No one has ever seen God. But the one and only Son is himself God and is near to the Father’s heart. He has revealed God to us.
How do we know God? How can we know God, not just theologically, but relationally? Let’s keep these questions in mind as we turn to John 1:15-18.
After celebrating the Incarnation of the Word of God, who became human and revealed his divine glory (1:14), the Gospel of John underscores the Jewish context of these events. The Word Incarnate was the one about whom John the Baptizer testified (1:15). The law was given through Moses, “but God’s unfailing love and faithfulness came through Yahushua Mashiach / Christ.” Thus, the Word Incarnate fulfills Jewish hopes for the Messiah and completes God’s revelation that began with the Mosaic covenant.
This brings us to verse 18, which is one of the most astounding verses in all of Scripture. It is also a tricky verse to translate and interpret. Yet its basic meaning is clear … and stunning. “No one has ever seen God” underscores God’s distance and difference from human beings. Unlike the pagan gods who showed up on earth periodically, the one true God has never been directly seen with human eyes. Thus, we cannot know God truly through our own powers of observation and discernment. We need God to reveal himself to us in a way we can understand.
This is exactly what happened in the Incarnation: “[T]he one and only Son is himself God and is near to the Father’s heart. He has revealed God to us.” The Word of God is also the Son of God. He has seen God and is thus able to reveal God to us. But, more strikingly, the Son is God (see John 1:1). Therefore he reveals God to us, not only in words and deeds, but also in his very person.
When we gaze upon Yahushua, we peer into the face of God. Through Yahushua, we can know God, truly, intimately, personally. Yes, our knowledge of God is not complete (1 Cor. 13:12). But insofar as we know God through the Word Incarnate, our knowledge is genuine and trustworthy. Thus our relationship with God is shaped by his self-revelation in Yahushua, the fully divine and fully human one. We honor God when we allow Yahushua to show us who God is and what it means to walk in fellowship with him each day.
(Mark D. Roberts)
QUESTIONS FOR FURTHER REFLECTION: How has Yahushua shaped your understanding of God? How has God’s self-revelation in Yahushua impacted your relationship with God?
Gracious God, apart from your help, we would never know you. Oh, we’d know something about you from observing your creation, and our hearts would yearn for you, but we’d never know you truly unless you chose to make yourself known to us.

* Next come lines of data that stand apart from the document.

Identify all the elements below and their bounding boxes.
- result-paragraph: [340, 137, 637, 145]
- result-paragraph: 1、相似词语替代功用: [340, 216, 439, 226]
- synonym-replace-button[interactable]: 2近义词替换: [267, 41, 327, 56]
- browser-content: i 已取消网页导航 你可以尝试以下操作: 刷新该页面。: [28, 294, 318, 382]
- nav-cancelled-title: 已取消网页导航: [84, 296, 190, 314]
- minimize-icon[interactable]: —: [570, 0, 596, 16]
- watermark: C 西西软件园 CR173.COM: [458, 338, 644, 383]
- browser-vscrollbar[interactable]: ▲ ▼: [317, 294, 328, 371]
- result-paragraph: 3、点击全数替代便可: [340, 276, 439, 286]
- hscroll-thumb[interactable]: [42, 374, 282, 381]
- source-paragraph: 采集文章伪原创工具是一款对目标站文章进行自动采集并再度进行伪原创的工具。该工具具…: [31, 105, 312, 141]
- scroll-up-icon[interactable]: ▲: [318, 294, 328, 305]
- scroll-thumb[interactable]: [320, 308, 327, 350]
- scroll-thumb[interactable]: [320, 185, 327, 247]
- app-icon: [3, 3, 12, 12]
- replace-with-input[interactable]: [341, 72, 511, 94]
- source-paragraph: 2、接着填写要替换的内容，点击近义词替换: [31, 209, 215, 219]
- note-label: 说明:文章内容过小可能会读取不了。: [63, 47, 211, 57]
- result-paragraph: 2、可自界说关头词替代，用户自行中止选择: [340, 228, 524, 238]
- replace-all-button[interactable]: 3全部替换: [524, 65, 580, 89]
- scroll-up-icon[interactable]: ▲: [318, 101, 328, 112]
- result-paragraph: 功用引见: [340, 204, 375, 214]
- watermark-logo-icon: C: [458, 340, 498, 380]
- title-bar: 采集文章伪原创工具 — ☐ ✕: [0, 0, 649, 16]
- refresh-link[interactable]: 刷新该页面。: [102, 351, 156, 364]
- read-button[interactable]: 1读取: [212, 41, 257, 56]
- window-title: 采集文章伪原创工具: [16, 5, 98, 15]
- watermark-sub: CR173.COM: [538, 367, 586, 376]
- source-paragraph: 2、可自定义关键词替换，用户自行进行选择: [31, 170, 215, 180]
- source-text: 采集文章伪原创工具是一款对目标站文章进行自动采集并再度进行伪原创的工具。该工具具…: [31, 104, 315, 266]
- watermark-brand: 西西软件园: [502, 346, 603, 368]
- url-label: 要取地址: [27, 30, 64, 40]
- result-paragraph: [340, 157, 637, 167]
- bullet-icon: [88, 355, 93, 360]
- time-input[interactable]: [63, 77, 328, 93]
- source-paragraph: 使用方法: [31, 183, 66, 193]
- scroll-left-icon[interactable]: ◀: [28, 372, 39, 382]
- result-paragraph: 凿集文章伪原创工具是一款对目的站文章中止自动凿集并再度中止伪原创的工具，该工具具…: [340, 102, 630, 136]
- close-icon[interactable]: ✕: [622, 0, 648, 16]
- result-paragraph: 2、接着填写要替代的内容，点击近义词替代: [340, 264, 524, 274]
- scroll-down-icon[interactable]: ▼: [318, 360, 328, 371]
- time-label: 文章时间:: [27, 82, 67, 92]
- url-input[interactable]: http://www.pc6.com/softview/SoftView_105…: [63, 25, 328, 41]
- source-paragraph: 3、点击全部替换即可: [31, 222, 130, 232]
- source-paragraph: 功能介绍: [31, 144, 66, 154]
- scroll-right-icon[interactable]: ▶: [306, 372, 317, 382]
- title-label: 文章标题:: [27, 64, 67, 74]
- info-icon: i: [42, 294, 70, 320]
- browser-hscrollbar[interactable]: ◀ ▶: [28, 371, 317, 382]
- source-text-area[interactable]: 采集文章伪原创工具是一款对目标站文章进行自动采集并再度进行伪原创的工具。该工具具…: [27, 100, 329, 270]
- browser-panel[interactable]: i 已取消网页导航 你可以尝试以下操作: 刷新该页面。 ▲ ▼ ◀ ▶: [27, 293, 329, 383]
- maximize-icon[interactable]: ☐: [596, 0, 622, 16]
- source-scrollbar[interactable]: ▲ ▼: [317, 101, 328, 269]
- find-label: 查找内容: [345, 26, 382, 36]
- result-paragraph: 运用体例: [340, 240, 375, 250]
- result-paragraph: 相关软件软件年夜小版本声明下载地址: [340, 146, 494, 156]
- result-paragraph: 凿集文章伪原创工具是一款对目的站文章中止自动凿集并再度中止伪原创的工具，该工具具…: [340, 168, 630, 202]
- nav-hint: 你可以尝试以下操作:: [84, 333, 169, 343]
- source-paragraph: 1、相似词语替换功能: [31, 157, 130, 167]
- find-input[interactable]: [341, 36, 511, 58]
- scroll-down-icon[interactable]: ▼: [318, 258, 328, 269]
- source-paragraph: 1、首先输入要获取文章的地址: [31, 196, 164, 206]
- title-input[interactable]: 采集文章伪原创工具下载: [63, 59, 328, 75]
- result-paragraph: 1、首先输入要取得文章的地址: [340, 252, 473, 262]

So, today we thank you for revealing yourself to us. You have made yourself known through the Law and the Prophets, through calling Abraham and forming a covenant with Moses. But most wonderfully, you have revealed yourself to us by becoming one of us. In Yahushua, the Word Incarnate, you have made yourself known to us. Thus, you invite us to have a truthful, intimate, vital relationship with you.
All praise be to you, Gracious God, for revealing yourself to us in through Yahushua Your Son. Amen.